Redaktor und Moderator

André Ratti kam 1971 zum Schweizer Fernsehen DRS ins Ressort "Naturwissenschaften, Technik, Medizin". Als Redaktor verantwortete er zuerst das Kulturmagazin "Perspektiven", das sämtliche Themen des Ressorts abdecken sollte. Ratti verlor bald alle Illusionen über den Wert seiner Arbeit, die seiner Meinung nach mit ihrem breiten Themenspektrum "gar nichts auslöste". Er gehörte dann zum Gründungsteam des Magazins "Menschen Technik Wissenschaft" (MTW), das am 8. Januar 1975 startete und über 30 Jahre lang Bestand hatte. In der Deutschschweizer Öffentlichkeit wurde Ratti als angriffiger Moderator des Magazins unglaublich populär. Er gestaltete über 60 eigene MTW-Beiträge und ausserdem mehrteilige Serien wie beispielsweise "Und sie bewegt sich noch..." über die Ökologie unseres Planeten. Für den Dokumentarfilm "Ratten wie Du und ich - Bilder eines Ekeltieres" erhielt Ratti einen Fernsehpreis. Immer wieder griff der Vielleser aktuelle Sachthemen auf, die seiner unkonventionellen Weltanschauung entsprachen: so etwa die eigenartigen Thesen des Psychiaters und Sexualforschers Wilhelm Reich.

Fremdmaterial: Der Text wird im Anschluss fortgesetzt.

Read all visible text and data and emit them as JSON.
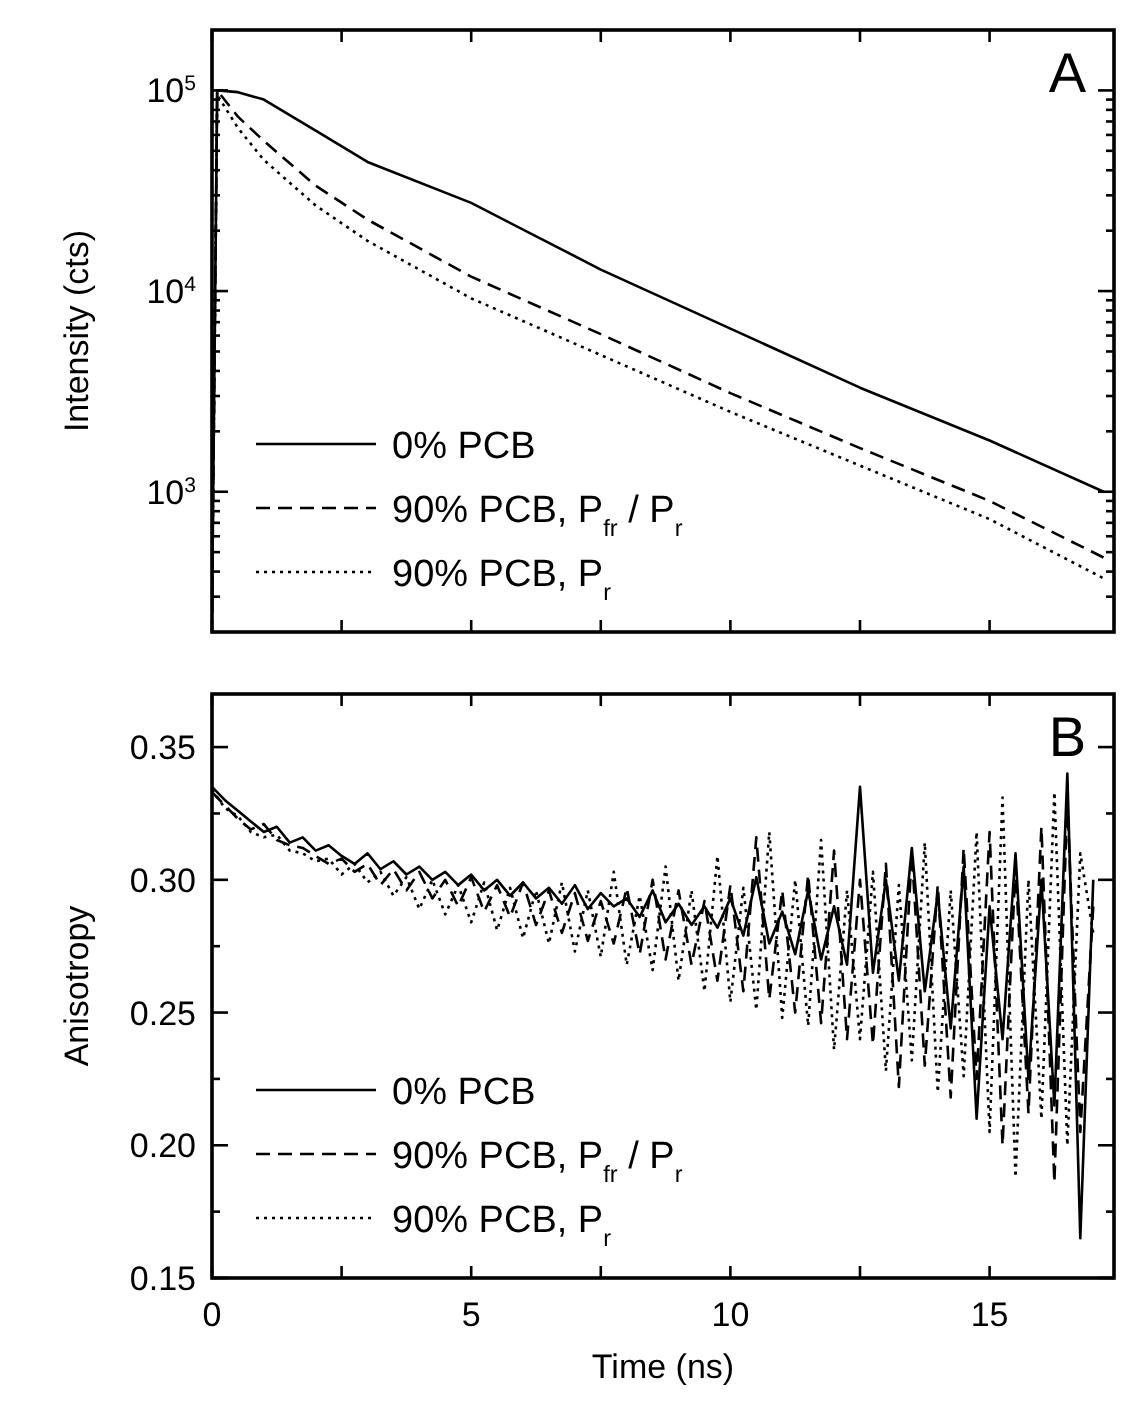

Ratti war sehr chaotisch und oft auch gereizt. Mitten in einem Live-Gespräch mit dem Nobelpreisträger Werner Arber fielen ihm die Notizen unter den Tisch, und während er sie am Boden suchte, sprach Arber seelenruhig weiter. Legendär sind Rattis cholerische Ausbrüche im Studio Leutschenbach, wo er gelegentlich wutentbrannt im Gang das Magazin einer Schreckschusspistole leerschoss und einmal nur zu beruhigen war, indem ihm ein Kollege einen vollen Papierkorb über den Kopf stülpte. In seinem letzten Fernsehjahr arbeitete André Ratti als Redaktor und Moderator des Kulturmagazins "Schauplatz".